Complètement débordés par une contestation qu’ils n’ont pas vu venir, les membres du gouvernement cèdent à la panique sur fond de petits calculs mesquins et misérables. Après les élections étudiantes (CROUS) ubuesques, organisées au plus fort des défilés et qui ont vu le syndicat minoritaire d’extrême droite (UNI) arriver en tête, le très zélé ministre de l’éducation nationale vient de faire fort, à nouveau. Il a décidé arbitrairement que les lycées bloqués devraient rouvrir coûte que coûte en réquisitionnant la police et la gendarmerie, histoire de tarir le flot des défilés futurs. La matraque et les CRS pour faire rentrer les récalcitrants dans le rang, bel exemple de démocratie qui ne fera qu’envenimer les choses. Ils ne comprennent décidément rien à la réalité d’un pays, perdus dans leur cécité aristocratique. Après le flop des  tentatives de division du mouvement et le flip devant l’ampleur de la contestation, voici les flics pour mater la chienlit pré-pubères.
 
« PARIS - Le ministère de l'Education a demandé que les proviseurs des lycées bloqués par les manifestants anti-CPE prennent les mesures nécessaires pour rouvrir leurs établissements, y compris l'intervention de la police et de la gendarmerie, apprend-on de source syndicale.
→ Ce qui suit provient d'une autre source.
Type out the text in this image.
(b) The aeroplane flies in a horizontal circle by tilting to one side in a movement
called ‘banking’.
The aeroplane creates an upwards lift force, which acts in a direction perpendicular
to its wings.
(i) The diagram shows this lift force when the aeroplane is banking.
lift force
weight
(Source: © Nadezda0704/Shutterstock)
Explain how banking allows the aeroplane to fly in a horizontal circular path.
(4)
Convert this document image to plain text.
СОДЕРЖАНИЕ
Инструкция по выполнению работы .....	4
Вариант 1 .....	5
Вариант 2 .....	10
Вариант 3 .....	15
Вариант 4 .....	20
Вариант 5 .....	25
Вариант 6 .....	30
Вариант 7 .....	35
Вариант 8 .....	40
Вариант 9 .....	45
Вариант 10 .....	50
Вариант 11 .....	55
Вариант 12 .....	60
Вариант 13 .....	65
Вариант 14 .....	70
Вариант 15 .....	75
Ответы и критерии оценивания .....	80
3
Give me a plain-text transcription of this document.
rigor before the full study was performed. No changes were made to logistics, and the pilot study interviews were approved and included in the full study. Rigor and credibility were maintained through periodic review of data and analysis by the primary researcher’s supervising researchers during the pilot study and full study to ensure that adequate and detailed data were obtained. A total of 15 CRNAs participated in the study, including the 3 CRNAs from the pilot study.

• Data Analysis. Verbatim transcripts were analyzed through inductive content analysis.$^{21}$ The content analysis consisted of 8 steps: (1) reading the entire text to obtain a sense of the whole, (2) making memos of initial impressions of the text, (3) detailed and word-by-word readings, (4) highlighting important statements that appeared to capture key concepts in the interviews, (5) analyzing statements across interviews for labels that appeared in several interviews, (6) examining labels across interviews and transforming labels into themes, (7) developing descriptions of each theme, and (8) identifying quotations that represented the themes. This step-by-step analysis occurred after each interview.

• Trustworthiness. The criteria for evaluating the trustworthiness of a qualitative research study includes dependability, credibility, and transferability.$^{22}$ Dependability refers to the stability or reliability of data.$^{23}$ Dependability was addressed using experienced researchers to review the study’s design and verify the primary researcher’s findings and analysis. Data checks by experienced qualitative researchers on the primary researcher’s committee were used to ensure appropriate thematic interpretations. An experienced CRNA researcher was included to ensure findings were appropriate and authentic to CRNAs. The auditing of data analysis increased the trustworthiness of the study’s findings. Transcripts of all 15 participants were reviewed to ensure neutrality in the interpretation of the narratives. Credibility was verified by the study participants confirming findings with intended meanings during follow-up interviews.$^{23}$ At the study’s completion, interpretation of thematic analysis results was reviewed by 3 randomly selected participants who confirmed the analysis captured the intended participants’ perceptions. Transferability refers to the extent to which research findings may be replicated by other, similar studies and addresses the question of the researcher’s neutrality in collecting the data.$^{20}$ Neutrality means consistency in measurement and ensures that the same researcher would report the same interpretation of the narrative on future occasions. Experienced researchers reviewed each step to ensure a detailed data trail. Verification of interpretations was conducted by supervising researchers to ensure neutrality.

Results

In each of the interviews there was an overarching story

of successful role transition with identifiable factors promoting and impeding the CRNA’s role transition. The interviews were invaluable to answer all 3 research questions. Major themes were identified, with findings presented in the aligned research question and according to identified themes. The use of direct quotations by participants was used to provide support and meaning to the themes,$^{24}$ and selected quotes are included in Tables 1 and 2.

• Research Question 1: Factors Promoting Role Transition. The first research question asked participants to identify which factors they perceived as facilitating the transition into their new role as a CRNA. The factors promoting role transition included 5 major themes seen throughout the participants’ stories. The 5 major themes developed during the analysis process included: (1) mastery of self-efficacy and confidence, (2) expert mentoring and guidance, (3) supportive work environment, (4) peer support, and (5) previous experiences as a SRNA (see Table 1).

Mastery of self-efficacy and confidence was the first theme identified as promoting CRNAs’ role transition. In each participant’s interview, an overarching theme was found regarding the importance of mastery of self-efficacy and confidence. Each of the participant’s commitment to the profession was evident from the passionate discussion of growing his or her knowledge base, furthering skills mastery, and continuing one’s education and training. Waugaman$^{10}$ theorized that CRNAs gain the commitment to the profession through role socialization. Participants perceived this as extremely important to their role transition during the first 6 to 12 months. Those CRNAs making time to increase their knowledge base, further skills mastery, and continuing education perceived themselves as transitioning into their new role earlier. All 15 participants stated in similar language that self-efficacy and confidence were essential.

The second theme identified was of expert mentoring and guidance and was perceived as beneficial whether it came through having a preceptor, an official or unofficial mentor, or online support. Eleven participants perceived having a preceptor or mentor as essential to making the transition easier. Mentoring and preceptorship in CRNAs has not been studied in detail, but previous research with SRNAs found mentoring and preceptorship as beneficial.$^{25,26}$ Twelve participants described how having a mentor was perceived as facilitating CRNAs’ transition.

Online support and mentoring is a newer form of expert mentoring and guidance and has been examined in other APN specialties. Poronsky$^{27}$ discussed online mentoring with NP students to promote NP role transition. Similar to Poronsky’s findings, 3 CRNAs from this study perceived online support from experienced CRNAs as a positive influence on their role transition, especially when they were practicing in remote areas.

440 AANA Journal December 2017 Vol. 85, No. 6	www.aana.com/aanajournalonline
Selon une circulaire interne dont Reuters s'est procuré une copie, les chefs des établissements touchés par des blocages sont invités à "prendre toute disposition utile pour que soit mis un terme à ces blocages" jeudi matin. Le cabinet du ministre, Gilles de Robien, invite notamment les proviseurs "à saisir les autorités de police et de gendarmerie pour obtenir les concours nécessaires à la levée des blocages". 

Réponse au malaise

La circulaire émane du directeur de cabinet de Gilles de Robien
 
De plus, le ministère demande à tous les proviseurs ayant fermé leur établissement de le rouvrir le jeudi 30 mars au matin. La circulaire émane du directeur de cabinet de Gilles de Robien, Pierre-André Dangreau. Selon le dernier décompte du ministère de l'Education nationale, 318 lycées étaient fermés mardi soir et 1.054 perturbés par des mouvements anti-CPE sur un total de 4.300.
 
Entrés plus tard que les étudiants dans la contestation contre le contrat première embauche, les lycéens ont défilé mardi en gros bataillons lors de la quatrième journée nationale de mobilisation, qui a réuni entre un et trois millions de personnes à travers le pays. Selon Karl Stoeckel, président de l'Union nationale lycéenne (UNL), la mobilisation peut encore s'étendre dans les rangs des lycéens. "Ils ont pris conscience qu'on a la possibilité de gagner", a-t-il dit. »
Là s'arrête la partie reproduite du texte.